Sometimes I see the wrong terms being used on TV, in print and online. Most of the time the errors are harmless, like with naming imprecision of US government debt instruments. So I point out the following merely for your information, but it’s not going to change anyone’s lives by any means… Besides, I’m sure I’ve been guilty of being sloppy from time to time. In any case:
US Treasury Bills – Have maturities equal to or less than 1 year at time of issue.
US Treasury Notes – Maturities (at issue) of 2, 3, 5 or 10 years.
US Treasury Bonds – Maturity at issue of 30 years.
T-bills are like zero-coupon bonds in that you don’t receive an interest payment. T-notes and T-bonds pay interest every 6 months.

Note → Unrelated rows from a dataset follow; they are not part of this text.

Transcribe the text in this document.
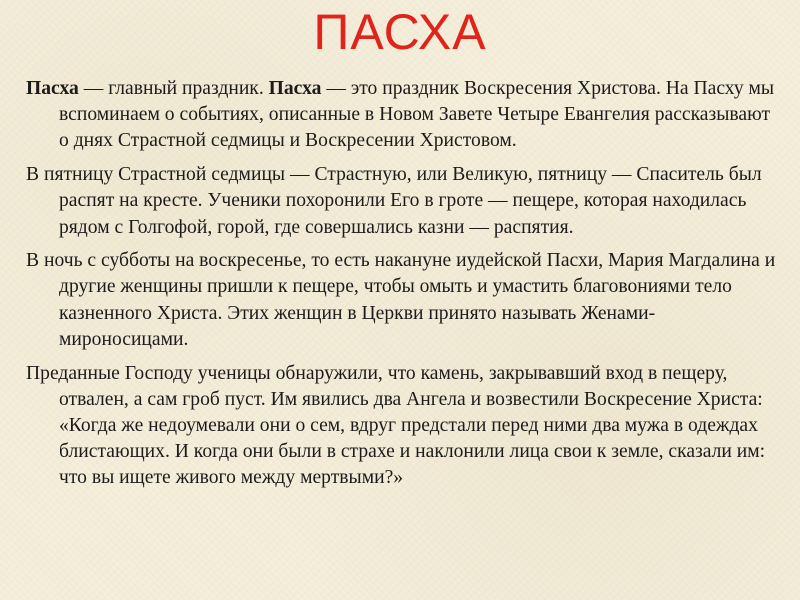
ПАСХА

Пасха — главный праздник. Пасха — это праздник Воскресения Христова. На Пасху мы вспоминаем о событиях, описанные в Новом Завете Четыре Евангелия рассказывают о днях Страстной седмицы и Воскресении Христовом.

В пятницу Страстной седмицы — Страстную, или Великую, пятницу — Спаситель был распят на кресте. Ученики похоронили Его в гроте — пещере, которая находилась рядом с Голгофой, горой, где совершались казни — распятия.

В ночь с субботы на воскресенье, то есть накануне иудейской Пасхи, Мария Магдалина и другие женщины пришли к пещере, чтобы омыть и умастить благовониями тело казненного Христа. Этих женщин в Церкви принято называть Женами-мироносицами.

Преданные Господу ученицы обнаружили, что камень, закрывавший вход в пещеру, отвален, а сам гроб пуст. Им явились два Ангела и возвестили Воскресение Христа: «Когда же недоумевали они о сем, вдруг предстали перед ними два мужа в одеждах блистающих. И когда они были в страхе и наклонили лица свои к земле, сказали им: что вы ищете живого между мертвыми?»
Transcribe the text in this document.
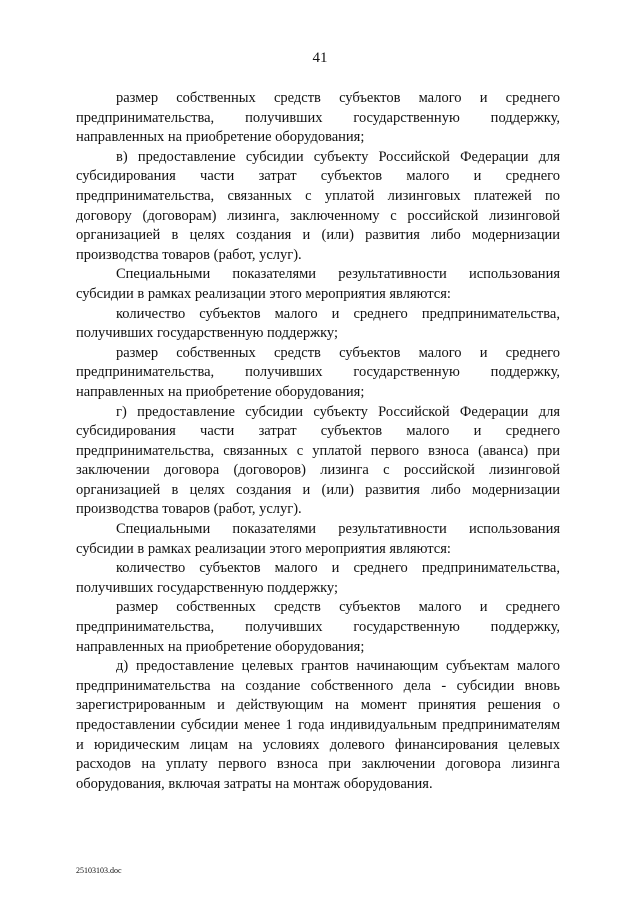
41

размер собственных средств субъектов малого и среднего предпринимательства, получивших государственную поддержку, направленных на приобретение оборудования;

в) предоставление субсидии субъекту Российской Федерации для субсидирования части затрат субъектов малого и среднего предпринимательства, связанных с уплатой лизинговых платежей по договору (договорам) лизинга, заключенному с российской лизинговой организацией в целях создания и (или) развития либо модернизации производства товаров (работ, услуг).

Специальными показателями результативности использования субсидии в рамках реализации этого мероприятия являются:

количество субъектов малого и среднего предпринимательства, получивших государственную поддержку;

размер собственных средств субъектов малого и среднего предпринимательства, получивших государственную поддержку, направленных на приобретение оборудования;

г) предоставление субсидии субъекту Российской Федерации для субсидирования части затрат субъектов малого и среднего предпринимательства, связанных с уплатой первого взноса (аванса) при заключении договора (договоров) лизинга с российской лизинговой организацией в целях создания и (или) развития либо модернизации производства товаров (работ, услуг).

Специальными показателями результативности использования субсидии в рамках реализации этого мероприятия являются:

количество субъектов малого и среднего предпринимательства, получивших государственную поддержку;

размер собственных средств субъектов малого и среднего предпринимательства, получивших государственную поддержку, направленных на приобретение оборудования;

д) предоставление целевых грантов начинающим субъектам малого предпринимательства на создание собственного дела - субсидии вновь зарегистрированным и действующим на момент принятия решения о предоставлении субсидии менее 1 года индивидуальным предпринимателям и юридическим лицам на условиях долевого финансирования целевых расходов на уплату первого взноса при заключении договора лизинга оборудования, включая затраты на монтаж оборудования.

25103103.doc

In Canada, we have t-bills and treasury bonds (fixed rate marketable bonds, real return bonds, Canada Saving Bonds and Canada Premium Bonds). We also have “Canada Bills” and “Canada Notes” – both denominated in US dollars with Bills having maturities of 270 days or less, while Notes have maturities longer than 270 days (9 months). Note (no pun intended) that these bills and notes are used for forex reserve funding only.
According to G.I. Joe, knowing is half the battle. (And according to the internet the other half is an equal distribution of red lasers and blue lasers in case you were always wondering.)